Nottinghamshire 13 for 0 trail Essex 298 (Cook 72, Westley 66, Hutton 4-69) by 285 runs
Trent Bridge has been sent more love-letters than Marilyn Monroe ever received and today this perfect old ground received a few more, not all of them from the cricketers. At first, though, one came from Alastair Cook, whose overtures were as gracious as one might expect; his 72 was studded with the strokes he has often played at Nottingham when wearing England colours. Later in the day the blandishments of Stuart Broad and Brett Hutton were brusquer, the pair sharing seven wickets, four with the second new ball, as Essex were dismissed for 298, two runs short of a second bonus point. And this rich day finally ended with a straight-driven boundary from Haseeb Hameed.
But perhaps it was bound to be Trent Bridge that offered us comfort after the bum-numbing, brain-buggered tedium of Lancashire's draw with Somerset at Emirates Old Trafford on Sunday. We had three sessions packed tight with fine things at Nottingham and although some of these may seem extraneous to the cricket, the folk in the Radcliffe Road Stand know it isn't so.
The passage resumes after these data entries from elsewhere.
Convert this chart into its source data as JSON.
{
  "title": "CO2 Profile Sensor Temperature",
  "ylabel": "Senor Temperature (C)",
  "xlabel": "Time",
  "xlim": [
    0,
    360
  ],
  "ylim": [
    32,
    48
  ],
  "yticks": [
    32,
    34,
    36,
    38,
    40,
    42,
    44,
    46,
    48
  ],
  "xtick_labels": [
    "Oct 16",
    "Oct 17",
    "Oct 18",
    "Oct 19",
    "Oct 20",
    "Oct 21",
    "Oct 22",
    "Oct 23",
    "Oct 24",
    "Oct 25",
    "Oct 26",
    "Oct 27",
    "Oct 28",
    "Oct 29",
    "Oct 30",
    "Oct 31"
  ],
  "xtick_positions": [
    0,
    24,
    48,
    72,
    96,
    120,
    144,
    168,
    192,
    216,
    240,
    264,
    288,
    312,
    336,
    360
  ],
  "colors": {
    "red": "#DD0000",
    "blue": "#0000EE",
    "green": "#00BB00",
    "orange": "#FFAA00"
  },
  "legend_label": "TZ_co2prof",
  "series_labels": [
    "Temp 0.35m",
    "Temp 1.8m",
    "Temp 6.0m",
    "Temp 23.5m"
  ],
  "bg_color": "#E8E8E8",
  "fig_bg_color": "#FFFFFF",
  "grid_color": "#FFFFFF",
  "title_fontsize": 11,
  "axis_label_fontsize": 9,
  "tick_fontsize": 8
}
For example, the scorecards are actually made of card rather than the reinforced lavatory paper that some counties currently deem sufficient. And the teams printed thereon are a close approximation to the elevens that take the field rather than a press officer's postmodernist entry for the Booker Prize. This morning they told us that Calvin Harrison would be making his first-class debut for Nottinghamshire and that Ben Duckett was absent from the home side. We later discovered that having made 401 runs in nine innings since April 6, Duckett had been withdrawn by the ECB, presumably to avoid him collapsing with chronic fatigue.
Such an appalling fate has not yet befallen Broad and almost the first entry the conscientious spectators could make on their crisp cards today was to record the dismissal of Nick Brown, leg before wicket for 11 when half forward in the fifth over. Sadly, Broad claimed his victim without appealing to umpire O'Shaughnessy for his judgement, a practice that never fails to look graceless and which will no doubt inspire hundreds of imitations in junior cricket across the country.
But such things could not mar our morning. Cook, who only faced six balls in his old mucker's five-over opening spell, appears to be batting with greater freedom in his latter days and he milked three off-side fours off Hutton and Dane Paterson in the first hour. At the other end, Westley, watchful as a cat in a rat-alley, picked up ones and twos for 70 balls before he straight drove Broad to the pavilion boundary three overs before lunch.
The pair continued in a similar vein on the resumption. The day was balmy and windless and it appeared we were set for a batting afternoon with Cook enlisting his formidable powers of patience and concentration to help Essex build something formidable. Ben Slater dropped Westley at long leg off Dane Paterson when the Essex skipper was on 40 and we thought the home side could not afford such laxity. It turned out they could.
Six overs later, Cook tried to drive a wideish ball from the same bowler and Harrison marked his debut with a good two handed-catch to his left. Then just as Westley was beginning to dominate Steven Mullaney's attack, he bottom-edged an attempted pull off Paterson and splayed his stumps much as a drunken driver scatters bollards. Sharp as ever to sense an opening, Nottinghamshire's bowlers took two more wickets in the next half hour although they had help from their opponents. Dan Lawrence came down the wicket to Hutton and then feathered his drive to Joe Clarke behind the stumps. It was a funky "england23" shot and uncharitable spectators might have observed that Lawrence would have done better to think what Essex needed today rather than what Ben Stokes might want in three weeks' time. Either way, it was a shabby effort. Two overs later, Matt Critchley meekly followed a ball from Hutton and Essex repaired to the pavilion on 205 for 5.
The paradox was that Essex's fresh batsmen needed the 20-minute break rather more than Nottinghamshire's tired bowlers. On the resumption, most of the home attack overpitched and both Adam Rossington and Simon Harmer gave such deliveries serious rumpo. The pair had biffed ten fours in their 75-run stand for the seventh wicket when Broad took the new ball and arrowed one into the pads of Harmer who walked without waiting to be told he should. We had thus had a day on which neither bowler nor batsman had required an umpire's decision. Maybe O'Shaughnessy should apply for an unemployment benefit of some sort.
Harmer's dismissal marked the day's final shift. Essex lost their last five wickets for 28 runs in less than ten overs, a conclusion to the day's cricket that most of those at Trent Bridge welcomed warmly. They know this is the best Test venue at which to watch county cricket and Nottingham's position in the hierarchy is questioned only by the deep-dyed at other venues.
This might produce a perverse determination on the part of some neutrals to resist its charms but such a resolve would be useless. One sight of the old pavilion or the uniform white-painted seats and we become soft clay in the hands of those who entered into the inheritance of this place and built it with love. It was really no coincidence that we noticed O'Shaughnessy and Tom Lungley walking round the boundary just before the toss this morning. They might have been beating the bounds of a medieval parish.